# Cherry Wood



## Dutch (Aug 15, 2006)

Folks, I'm having to cut down a Cherry tree this weekend and acting on a suggestion from cajunsmoker (since he is sending me some Pecan wood); I'm willing to ship via UPS some cherry wood to a lucky someone that doesn't have normal access to Cherry. Keep in mind that this wood will be green and will need to aged a bit before using.

Maybe we can start a Mutual Wood Co-op! :D

Let me know via this thread.


----------



## cajunsmoker (Aug 15, 2006)

This thread is about to roll off the recent posts topic and I would really like someone who wants to try some Cherry wood and doesn't normally have access to it to get this wood.

I shipped some Pecan to Dutch, but I just bought some Cherry and don't need any more.  Surely someone would like to try out some new wood for free. :D


----------



## nmayeux (Aug 16, 2006)

I'll try the cherry.  Dutch, just let me know what you need me to do.  Thanks,


----------



## Dutch (Aug 17, 2006)

Noah, PM me your home address. I'll send you the same amount of wood in Cherry that Rodger is sending me in Pecan (heck, I'll even use the same box). The only catch here is if you have something in you neck of the woods (pun intended) that is not available to a member elsewhere, you got to them on your dime. Maybe we'll average the shipping cost of what Rodger sends me and what I send to you and set that as a limit-anything above the limit and the recieving party would have to anty up the rest of the shipping costs so has not to break the bank on shipping.


----------



## cajunsmoker (Aug 17, 2006)

Sounds like a good idea Dutch.

As you know, you don't know what it cost to ship your wood.  

It cost $21.95. 9(actual shipping was 20.95 but they put on a $1.00 fuel surcharge :evil: )

That was for as close to 25# as I could get.  24.90.

I hope Noah will find some of that good Georgia wood that someone might want and ship it on to them.


----------



## Dutch (Aug 17, 2006)

Package passed thru Salinas, Kansas this afternoon. Delvery is projected as "On time" for Friday's delivery. Picking up my Packer Brisket tomorrow!!


----------



## cajunsmoker (Aug 17, 2006)

The longest split of wood is right on top and it is 1 year seasoned.  Ought to make a brisket of magnificent persuasion 8) .
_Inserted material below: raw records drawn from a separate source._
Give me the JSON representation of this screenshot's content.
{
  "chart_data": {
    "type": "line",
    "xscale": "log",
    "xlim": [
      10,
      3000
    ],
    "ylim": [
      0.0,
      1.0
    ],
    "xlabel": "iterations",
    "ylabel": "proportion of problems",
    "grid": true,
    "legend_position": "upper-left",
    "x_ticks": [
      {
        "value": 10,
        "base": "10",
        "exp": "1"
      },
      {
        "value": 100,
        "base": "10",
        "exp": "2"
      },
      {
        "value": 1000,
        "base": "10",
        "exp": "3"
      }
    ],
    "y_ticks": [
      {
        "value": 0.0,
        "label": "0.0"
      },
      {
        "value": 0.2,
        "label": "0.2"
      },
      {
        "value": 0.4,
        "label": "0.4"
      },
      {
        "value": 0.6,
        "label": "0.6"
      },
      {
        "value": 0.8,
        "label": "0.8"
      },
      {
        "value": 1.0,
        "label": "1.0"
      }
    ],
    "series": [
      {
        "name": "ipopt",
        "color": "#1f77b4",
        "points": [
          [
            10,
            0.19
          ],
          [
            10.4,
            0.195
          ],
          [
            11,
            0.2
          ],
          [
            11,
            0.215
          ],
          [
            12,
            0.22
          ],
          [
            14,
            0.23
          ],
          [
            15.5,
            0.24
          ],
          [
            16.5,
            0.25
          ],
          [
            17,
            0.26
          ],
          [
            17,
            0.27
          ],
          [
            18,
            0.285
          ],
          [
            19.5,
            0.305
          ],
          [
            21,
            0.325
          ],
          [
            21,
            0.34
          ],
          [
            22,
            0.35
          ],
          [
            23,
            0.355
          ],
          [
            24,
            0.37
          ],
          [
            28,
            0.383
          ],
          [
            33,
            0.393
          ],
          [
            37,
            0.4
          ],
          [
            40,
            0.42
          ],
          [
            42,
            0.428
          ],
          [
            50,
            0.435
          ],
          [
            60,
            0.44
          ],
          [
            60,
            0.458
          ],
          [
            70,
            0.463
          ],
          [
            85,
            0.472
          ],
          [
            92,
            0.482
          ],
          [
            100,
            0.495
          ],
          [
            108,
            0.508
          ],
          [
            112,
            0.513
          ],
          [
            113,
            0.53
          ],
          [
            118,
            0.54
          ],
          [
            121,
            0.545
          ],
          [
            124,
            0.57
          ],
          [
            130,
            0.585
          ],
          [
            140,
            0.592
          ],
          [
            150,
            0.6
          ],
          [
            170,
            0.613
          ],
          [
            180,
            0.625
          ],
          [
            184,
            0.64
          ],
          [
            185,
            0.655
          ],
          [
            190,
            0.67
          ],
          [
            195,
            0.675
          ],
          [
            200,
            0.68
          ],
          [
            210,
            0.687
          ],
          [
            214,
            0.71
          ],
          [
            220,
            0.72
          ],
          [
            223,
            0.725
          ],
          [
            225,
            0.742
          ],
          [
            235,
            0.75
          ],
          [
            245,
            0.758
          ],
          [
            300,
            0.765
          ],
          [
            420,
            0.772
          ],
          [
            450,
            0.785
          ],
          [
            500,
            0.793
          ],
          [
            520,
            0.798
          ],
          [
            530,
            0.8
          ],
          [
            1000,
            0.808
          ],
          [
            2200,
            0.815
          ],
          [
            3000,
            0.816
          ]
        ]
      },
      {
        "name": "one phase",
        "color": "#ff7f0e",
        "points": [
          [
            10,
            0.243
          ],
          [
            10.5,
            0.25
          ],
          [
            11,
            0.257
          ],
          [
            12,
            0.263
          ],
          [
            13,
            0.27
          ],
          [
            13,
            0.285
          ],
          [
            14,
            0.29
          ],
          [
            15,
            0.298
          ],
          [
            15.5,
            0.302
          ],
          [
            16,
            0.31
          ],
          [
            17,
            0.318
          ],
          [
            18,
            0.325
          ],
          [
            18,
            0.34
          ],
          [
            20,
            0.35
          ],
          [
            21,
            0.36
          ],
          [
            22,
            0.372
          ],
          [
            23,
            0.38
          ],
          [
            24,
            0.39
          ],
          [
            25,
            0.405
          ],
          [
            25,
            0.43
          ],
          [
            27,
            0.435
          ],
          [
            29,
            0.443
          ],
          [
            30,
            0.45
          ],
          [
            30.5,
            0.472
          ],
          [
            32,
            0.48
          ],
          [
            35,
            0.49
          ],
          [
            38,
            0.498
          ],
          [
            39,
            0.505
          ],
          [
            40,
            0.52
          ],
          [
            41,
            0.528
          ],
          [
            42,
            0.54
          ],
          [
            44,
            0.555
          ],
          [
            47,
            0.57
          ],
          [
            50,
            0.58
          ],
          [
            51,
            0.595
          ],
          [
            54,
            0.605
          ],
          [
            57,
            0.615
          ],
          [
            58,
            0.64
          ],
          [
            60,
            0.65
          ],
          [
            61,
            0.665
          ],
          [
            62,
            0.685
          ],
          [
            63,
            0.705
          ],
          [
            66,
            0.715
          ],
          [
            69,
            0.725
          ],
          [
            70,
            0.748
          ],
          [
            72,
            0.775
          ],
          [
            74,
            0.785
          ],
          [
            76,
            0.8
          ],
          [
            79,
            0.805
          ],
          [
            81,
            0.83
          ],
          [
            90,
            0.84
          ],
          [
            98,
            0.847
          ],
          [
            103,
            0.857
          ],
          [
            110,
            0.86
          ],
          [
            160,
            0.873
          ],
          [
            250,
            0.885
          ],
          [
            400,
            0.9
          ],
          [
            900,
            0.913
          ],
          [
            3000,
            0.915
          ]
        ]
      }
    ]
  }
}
The rest is split and cut into half and still needs about 4 - 6 months seasoning.  

Hope you enjoy. :D


----------



## nmayeux (Aug 18, 2006)

No problem.  Just let me know what you need and I'm in!  Maybe we could try this with booze...


----------



## cajunsmoker (Aug 18, 2006)

Are they making a new booze in Utah?  If so i'll take that shipment myself :evil: .


----------



## panhead (Mar 7, 2008)

i just found this thread,,,are you guys still trading timber.....this isnt too fair because theres no trees here in new york city,,,i can always take an axe into central park...lol


----------



## richtee (Mar 7, 2008)

Hmmm I wouldn't think that would be too suspicious there tho, eh?  ;{)


----------



## travcoman45 (Mar 7, 2008)

Besure and let us know how that ax thing works out for you in central park would ya!  Well, after they let you out anyway!


----------



## desertlites (Mar 7, 2008)

heck just another guy in central park with a ax-nothing suspicious there-mesquite all over my place & iron wood-3 min. walk and I have plenty for a cozy fire-these trees reproduce-dead needs picked new grows-ongoing fuel source.


----------



## panhead (Mar 8, 2008)

actually,,i am in a nice quiet {by nyc standards} neighbor hood in brooklyn...i have some access to trees but i would love to have the freedom to go get my own wood from local trees....my area is a small ocean.beachside area with a large fishing fleet...only 15 minutes from manhatten


----------



## neens (Mar 8, 2008)

I will be taking down 2 crabbapple trees soon wouldnt mind sending some out to someone whos got some woods I cant get in the northeast.


----------



## coyote (Mar 8, 2008)

I was trying to find posts / threads about wood..I have mucho pecan and flush with mesquite and little bit of cherry.. how do you use it??do you mix it.or stick to just one kind when smokin meat ect??


----------



## allen (Mar 8, 2008)

I bought a bag of cherry 180 cu.in. from Walmart for $2.17 don't know if it was cheap or expensive but is hard to come by


----------



## neens (Mar 8, 2008)

You can mix each type or smoke with all one kind wood its just how you like it. this post http://www.smokingmeatforums.com/for...?t=1034&page=5 will give you a good idea on how each wood will affect your meat.


----------



## morgy1 (Mar 8, 2008)

go on the woods link on the left side of the site. it helped me find which wood was better for which type of grub.


----------



## coyote (Mar 9, 2008)

thanks folks, I will test the wife and kids with the 1st batch..I they like it, I know I have done something wrong..and will need more wood..


----------



## crewcab4x4 (Mar 10, 2008)

I have cherry if any body might be interested in trading , or if you don't have any to trade . I will sell approx. 9 to 10 pounds  for $5.00  plus $9.00 for shipping in a flat rate priority box. I can only do chunks , I have no way to chip it. If any body has any pecan , apple , mesquite. Let me know thanks.

Jason


----------



## coyote (Mar 11, 2008)

Hmmm, I just read the thread by crewcab..he said he had no way to chip it??? I thought you used chunks are small log pieces. guess there must be several ways..so much to read and learn..
guess when I get my smoker back from the welder I am just going to have to fire her up and learn by doing.
when I bought the landmann, I thought it was good to go, but after getting home and looking at her, I noticed very thing was just tac welded. so I took it to the welder and had him run a bead around every thing, then I saw a plasma cutter and had him cut out two coyotes and an elk had the yotes welded on the cooker top and the elk welded on the foire box top, then I took the landmann sighn off and the cut out the word kyote and welded it on in the landmann place. so I got her home and started the season process. and decided i needed drip and ash pans and I found a great piece of flat SS with little holes in it and going to have them cut it to fit the fire grill below the cooking grates to  smoke jalepenos and let the juices from the meats fall on them might be good.
should pick her up in the a.m. hope she is ready.you wimin folk and men folk on this forum make me drool..
My son and I went out yesterday to a place where they ran some underground cable.used a grater to knock down a bunch of mesquite.. we filled the bed of the truck and my trailer to over the cab..we are ready smoke..I have already bought a larger belt and some new pants a couple sizes larger..


----------



## mossymo (Mar 11, 2008)

coyote
Posting pictures of this smoking rig you have is a must !!!


----------